Qiita - A multi-omics databasing effort
Python HTML PLpgSQL SQLPL JavaScript Makefile Other
Latest commit cf801a4 Feb 16, 2017 @josenavas josenavas committed on GitHub Merge pull request #2082 from antgonza/sanbox-to-sandbox
sanbox to sandbox

README.rst

Qiita (canonically pronounced cheetah)

Build Status Coverage Status Gitter

Advances in sequencing, proteomics, transcriptomics and metabolomics are giving us new insights into the microbial world and dramatically improving our ability to understand their community composition and function at high resolution. These new technologies are generating vast amounts of data, even from a single study or sample, leading to challenges in storage, representation, analysis, and integration of the disparate data types. Qiita was designed to allow users address these new challenges by keeping track of multiple studies with multiple ‘omics data. Additionally, Qiita is capable of supporting multiple analytical pipelines through a 3rd-party plugin system, allowing the user to have a single entry point for all their analyses. Qiita’s main site provides database and compute resources to the global community, alleviating the technical burdens, such as familiarity with the command line or access to compute power, that are typically limiting for researchers studying microbial ecology.

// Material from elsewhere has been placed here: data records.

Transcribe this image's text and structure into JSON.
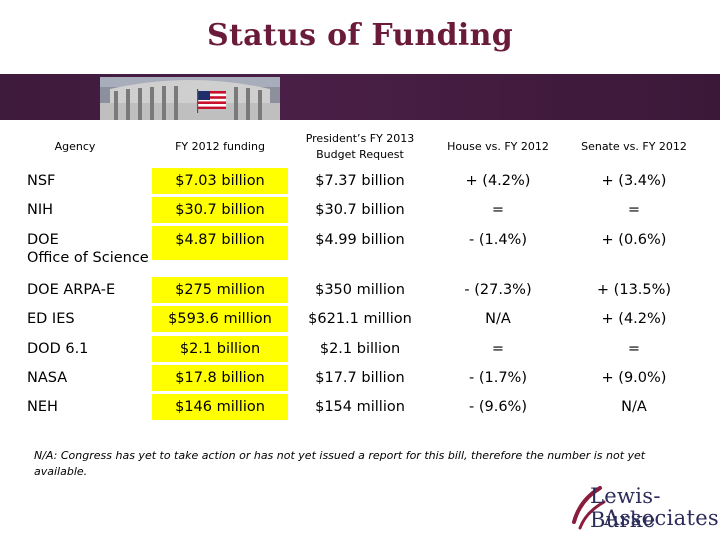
{
  "title": "Status of Funding",
  "banner": {
    "image": "capitol-dome-with-american-flag"
  },
  "colors": {
    "title": "#6b1b3a",
    "banner": "#4a1f47",
    "highlight": "#ffff00",
    "logo": "#2c2c5a"
  },
  "table": {
    "headers": {
      "agency": "Agency",
      "fy2012": "FY 2012 funding",
      "president_line1": "President’s FY 2013",
      "president_line2": "Budget Request",
      "house": "House vs. FY 2012",
      "senate": "Senate vs. FY 2012"
    },
    "rows": [
      {
        "agency_line1": "NSF",
        "agency_line2": "",
        "fy2012": "$7.03 billion",
        "president": "$7.37 billion",
        "house": "+ (4.2%)",
        "senate": "+ (3.4%)"
      },
      {
        "agency_line1": "NIH",
        "agency_line2": "",
        "fy2012": "$30.7 billion",
        "president": "$30.7 billion",
        "house": "=",
        "senate": "="
      },
      {
        "agency_line1": "DOE",
        "agency_line2": "Office of Science",
        "fy2012": "$4.87 billion",
        "president": "$4.99 billion",
        "house": "- (1.4%)",
        "senate": "+ (0.6%)"
      },
      {
        "agency_line1": "DOE ARPA-E",
        "agency_line2": "",
        "fy2012": "$275 million",
        "president": "$350 million",
        "house": "- (27.3%)",
        "senate": "+ (13.5%)"
      },
      {
        "agency_line1": "ED IES",
        "agency_line2": "",
        "fy2012": "$593.6 million",
        "president": "$621.1 million",
        "house": "N/A",
        "senate": "+ (4.2%)"
      },
      {
        "agency_line1": "DOD 6.1",
        "agency_line2": "",
        "fy2012": "$2.1 billion",
        "president": "$2.1 billion",
        "house": "=",
        "senate": "="
      },
      {
        "agency_line1": "NASA",
        "agency_line2": "",
        "fy2012": "$17.8 billion",
        "president": "$17.7 billion",
        "house": "- (1.7%)",
        "senate": "+ (9.0%)"
      },
      {
        "agency_line1": "NEH",
        "agency_line2": "",
        "fy2012": "$146 million",
        "president": "$154 million",
        "house": "- (9.6%)",
        "senate": "N/A"
      }
    ]
  },
  "footnote": {
    "term": "N/A",
    "text": ": Congress has yet to take action or has not yet issued a report for this bill, therefore the number is not yet available."
  },
  "logo": {
    "line1": "Lewis-Burke",
    "line2": "Associates",
    "icon": "lewis-burke-swoosh-logo"
  }
}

Qiita is currently in alpha status. We are very open to community contributions and feedback. If you're interested in contributing to Qiita, see CONTRIBUTING.md. If you'd like to report bugs or request features, you can do that in the Qiita issue tracker.

To install and configure your own Qiita server, see INSTALL.md.

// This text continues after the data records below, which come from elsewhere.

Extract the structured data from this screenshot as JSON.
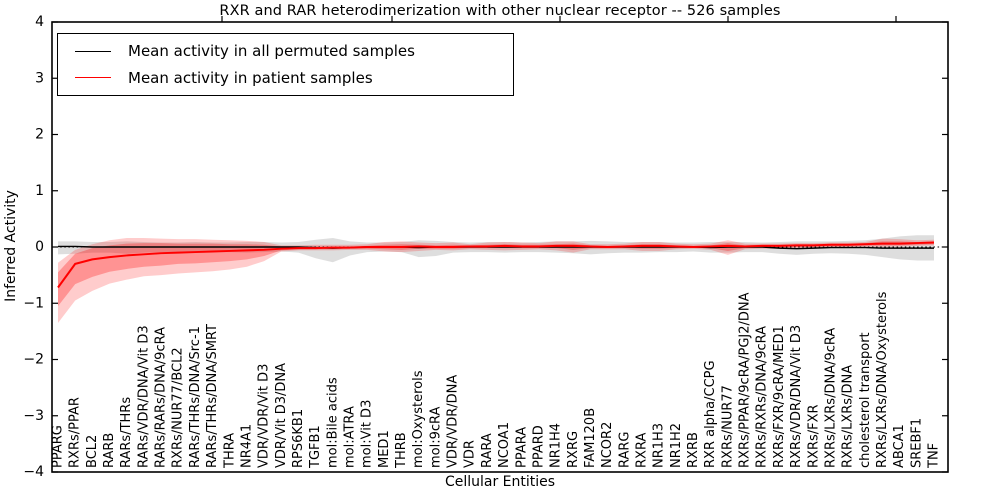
{
  "figure": {
    "title": "RXR and RAR heterodimerization with other nuclear receptor -- 526 samples",
    "xlabel": "Cellular Entities",
    "ylabel": "Inferred Activity"
  },
  "legend": {
    "items": [
      {
        "label": "Mean activity in all permuted samples",
        "color": "#000000"
      },
      {
        "label": "Mean activity in patient samples",
        "color": "#ff0000"
      }
    ]
  },
  "chart_data": {
    "type": "line",
    "title": "RXR and RAR heterodimerization with other nuclear receptor -- 526 samples",
    "xlabel": "Cellular Entities",
    "ylabel": "Inferred Activity",
    "ylim": [
      -4,
      4
    ],
    "y_ticks": [
      -4,
      -3,
      -2,
      -1,
      0,
      1,
      2,
      3,
      4
    ],
    "grid": false,
    "zero_line": true,
    "legend_position": "upper left",
    "categories": [
      "PPARG",
      "RXRs/PPAR",
      "BCL2",
      "RARB",
      "RARs/THRs",
      "RARs/VDR/DNA/Vit D3",
      "RARs/RARs/DNA/9cRA",
      "RXRs/NUR77/BCL2",
      "RARs/THRs/DNA/Src-1",
      "RARs/THRs/DNA/SMRT",
      "THRA",
      "NR4A1",
      "VDR/VDR/Vit D3",
      "VDR/Vit D3/DNA",
      "RPS6KB1",
      "TGFB1",
      "mol:Bile acids",
      "mol:ATRA",
      "mol:Vit D3",
      "MED1",
      "THRB",
      "mol:Oxysterols",
      "mol:9cRA",
      "VDR/VDR/DNA",
      "VDR",
      "RARA",
      "NCOA1",
      "PPARA",
      "PPARD",
      "NR1H4",
      "RXRG",
      "FAM120B",
      "NCOR2",
      "RARG",
      "RXRA",
      "NR1H3",
      "NR1H2",
      "RXRB",
      "RXR alpha/CCPG",
      "RXRs/NUR77",
      "RXRs/PPAR/9cRA/PGJ2/DNA",
      "RXRs/RXRs/DNA/9cRA",
      "RXRs/FXR/9cRA/MED1",
      "RXRs/VDR/DNA/Vit D3",
      "RXRs/FXR",
      "RXRs/LXRs/DNA/9cRA",
      "RXRs/LXRs/DNA",
      "cholesterol transport",
      "RXRs/LXRs/DNA/Oxysterols",
      "ABCA1",
      "SREBF1",
      "TNF"
    ],
    "series": [
      {
        "name": "Mean activity in all permuted samples",
        "color": "#000000",
        "band_color": "rgba(0,0,0,0.13)",
        "values": [
          0.01,
          0.01,
          0.0,
          0.0,
          0.0,
          0.0,
          0.0,
          0.0,
          0.0,
          0.0,
          0.0,
          0.0,
          0.0,
          0.0,
          0.0,
          -0.01,
          -0.02,
          -0.01,
          0.0,
          0.0,
          0.0,
          -0.01,
          0.0,
          0.0,
          0.0,
          0.0,
          0.0,
          0.0,
          0.0,
          0.0,
          0.0,
          0.0,
          0.0,
          0.0,
          0.0,
          0.0,
          0.0,
          0.0,
          -0.01,
          0.0,
          0.0,
          0.0,
          -0.02,
          -0.03,
          -0.02,
          -0.01,
          -0.01,
          -0.01,
          -0.02,
          -0.02,
          -0.02,
          -0.02
        ],
        "band_lo": [
          -0.13,
          -0.12,
          -0.1,
          -0.1,
          -0.12,
          -0.1,
          -0.09,
          -0.09,
          -0.1,
          -0.09,
          -0.09,
          -0.1,
          -0.09,
          -0.08,
          -0.1,
          -0.2,
          -0.27,
          -0.15,
          -0.09,
          -0.08,
          -0.09,
          -0.18,
          -0.16,
          -0.1,
          -0.09,
          -0.09,
          -0.1,
          -0.09,
          -0.09,
          -0.1,
          -0.11,
          -0.13,
          -0.11,
          -0.1,
          -0.1,
          -0.09,
          -0.09,
          -0.08,
          -0.1,
          -0.1,
          -0.09,
          -0.09,
          -0.12,
          -0.14,
          -0.12,
          -0.11,
          -0.12,
          -0.14,
          -0.18,
          -0.22,
          -0.24,
          -0.24
        ],
        "band_hi": [
          0.1,
          0.1,
          0.09,
          0.09,
          0.1,
          0.09,
          0.08,
          0.08,
          0.09,
          0.08,
          0.08,
          0.09,
          0.09,
          0.08,
          0.09,
          0.13,
          0.16,
          0.1,
          0.08,
          0.08,
          0.09,
          0.12,
          0.11,
          0.09,
          0.08,
          0.09,
          0.09,
          0.08,
          0.09,
          0.1,
          0.1,
          0.11,
          0.1,
          0.09,
          0.09,
          0.09,
          0.08,
          0.08,
          0.09,
          0.09,
          0.09,
          0.08,
          0.09,
          0.1,
          0.1,
          0.1,
          0.11,
          0.12,
          0.15,
          0.19,
          0.21,
          0.21
        ]
      },
      {
        "name": "Mean activity in patient samples",
        "color": "#ff0000",
        "band_color": "rgba(255,0,0,0.20)",
        "band_inner_color": "rgba(255,0,0,0.28)",
        "values": [
          -0.72,
          -0.3,
          -0.22,
          -0.18,
          -0.15,
          -0.13,
          -0.11,
          -0.1,
          -0.09,
          -0.08,
          -0.07,
          -0.06,
          -0.05,
          -0.03,
          -0.02,
          -0.02,
          -0.01,
          -0.01,
          0.0,
          0.0,
          0.0,
          0.01,
          0.0,
          0.0,
          0.01,
          0.01,
          0.02,
          0.01,
          0.01,
          0.02,
          0.02,
          0.01,
          0.0,
          0.01,
          0.02,
          0.02,
          0.01,
          0.0,
          0.01,
          0.02,
          0.01,
          0.02,
          0.02,
          0.03,
          0.03,
          0.04,
          0.04,
          0.05,
          0.06,
          0.06,
          0.07,
          0.08
        ],
        "band_lo": [
          -1.35,
          -0.95,
          -0.78,
          -0.65,
          -0.58,
          -0.52,
          -0.5,
          -0.47,
          -0.45,
          -0.43,
          -0.4,
          -0.35,
          -0.25,
          -0.08,
          -0.06,
          -0.06,
          -0.06,
          -0.05,
          -0.05,
          -0.08,
          -0.09,
          -0.07,
          -0.05,
          -0.06,
          -0.04,
          -0.05,
          -0.06,
          -0.05,
          -0.04,
          -0.06,
          -0.1,
          -0.04,
          -0.04,
          -0.04,
          -0.07,
          -0.07,
          -0.04,
          -0.03,
          -0.05,
          -0.14,
          -0.04,
          -0.03,
          -0.03,
          -0.02,
          -0.02,
          -0.01,
          -0.01,
          0.0,
          0.0,
          0.01,
          0.02,
          0.03
        ],
        "band_hi": [
          -0.28,
          -0.05,
          0.05,
          0.12,
          0.16,
          0.16,
          0.15,
          0.14,
          0.14,
          0.13,
          0.12,
          0.11,
          0.09,
          0.03,
          0.03,
          0.04,
          0.04,
          0.04,
          0.05,
          0.09,
          0.1,
          0.08,
          0.07,
          0.08,
          0.05,
          0.08,
          0.09,
          0.08,
          0.07,
          0.1,
          0.1,
          0.05,
          0.05,
          0.06,
          0.09,
          0.09,
          0.06,
          0.05,
          0.06,
          0.12,
          0.06,
          0.06,
          0.06,
          0.07,
          0.07,
          0.08,
          0.08,
          0.09,
          0.15,
          0.14,
          0.12,
          0.13
        ],
        "band_inner_lo": [
          -1.05,
          -0.66,
          -0.53,
          -0.44,
          -0.39,
          -0.35,
          -0.33,
          -0.3,
          -0.29,
          -0.27,
          -0.25,
          -0.22,
          -0.16,
          -0.06,
          -0.04,
          -0.04,
          -0.04,
          -0.03,
          -0.03,
          -0.04,
          -0.05,
          -0.03,
          -0.03,
          -0.03,
          -0.02,
          -0.02,
          -0.02,
          -0.02,
          -0.02,
          -0.02,
          -0.05,
          -0.02,
          -0.02,
          -0.02,
          -0.03,
          -0.03,
          -0.02,
          -0.01,
          -0.02,
          -0.07,
          -0.02,
          -0.01,
          -0.01,
          0.0,
          0.0,
          0.01,
          0.01,
          0.02,
          0.03,
          0.03,
          0.04,
          0.05
        ],
        "band_inner_hi": [
          -0.45,
          -0.12,
          -0.02,
          0.03,
          0.06,
          0.07,
          0.07,
          0.06,
          0.06,
          0.06,
          0.05,
          0.05,
          0.04,
          0.01,
          0.01,
          0.01,
          0.01,
          0.01,
          0.02,
          0.04,
          0.05,
          0.04,
          0.03,
          0.04,
          0.03,
          0.04,
          0.05,
          0.04,
          0.04,
          0.05,
          0.06,
          0.03,
          0.02,
          0.03,
          0.05,
          0.05,
          0.03,
          0.02,
          0.03,
          0.07,
          0.03,
          0.04,
          0.04,
          0.05,
          0.05,
          0.06,
          0.06,
          0.07,
          0.1,
          0.1,
          0.09,
          0.1
        ]
      }
    ]
  }
}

For more specific details about qiita visit the Qiita main site tutorial.

Current features

  • Create a study, add a sample information file with the description (metadata, clinical, geographical, etc) of each sample and multiple preparation information files, how the samples were prepared in the wet lab prior to data generation.
  • Update sample information by modifying values in the existing columns, via an upload and processing of a new information file. Updates include being able to change values in existing columns or add new ones. It is also possible to add samples to an existing sample information sheet. We currently don't support deletions.
  • Change the status of a study: Sandboxed -> Private -> Public.
  • Long term sequence data deposition to the European Nucleotide Archive (ENA), part of the European Bioinformatics Institute (EBI).
  • Search over existing studies (see known issues).
  • Generate basic visualizations with the available studies and datasets.

Accepted raw files

  • Multiplexed SFF
  • Multiplexed FASTQ: forward, reverse (optional), and barcodes
  • Per sample FASTQ: forward
  • Multiplexed FASTA/qual files

Known issues

  • The metadata search is broken
  • Analysis will fail for non 16S datasets and/or multiple processed data from the same study
  • https is down for *.microbio.me

Roadmap

The following is a non-exhaustive list of features that we plan to add in the future.

  • Allow to update any kind of biom for data analysis and visualization
  • Integration of other pipelines via artifacts. Processing of raw data in external sources. For example, metabolomics processing in GNPS and data visualization in Qiita.
  • Creation of a REST API to query and access the data hosted by Qiita.
  • Improved analysis pipeline for target gene datasets.
  • Crowd-sourced metadata curation of existing studies: improve the metadata of existing studies by submitting “fix proposals” to the authors of the study.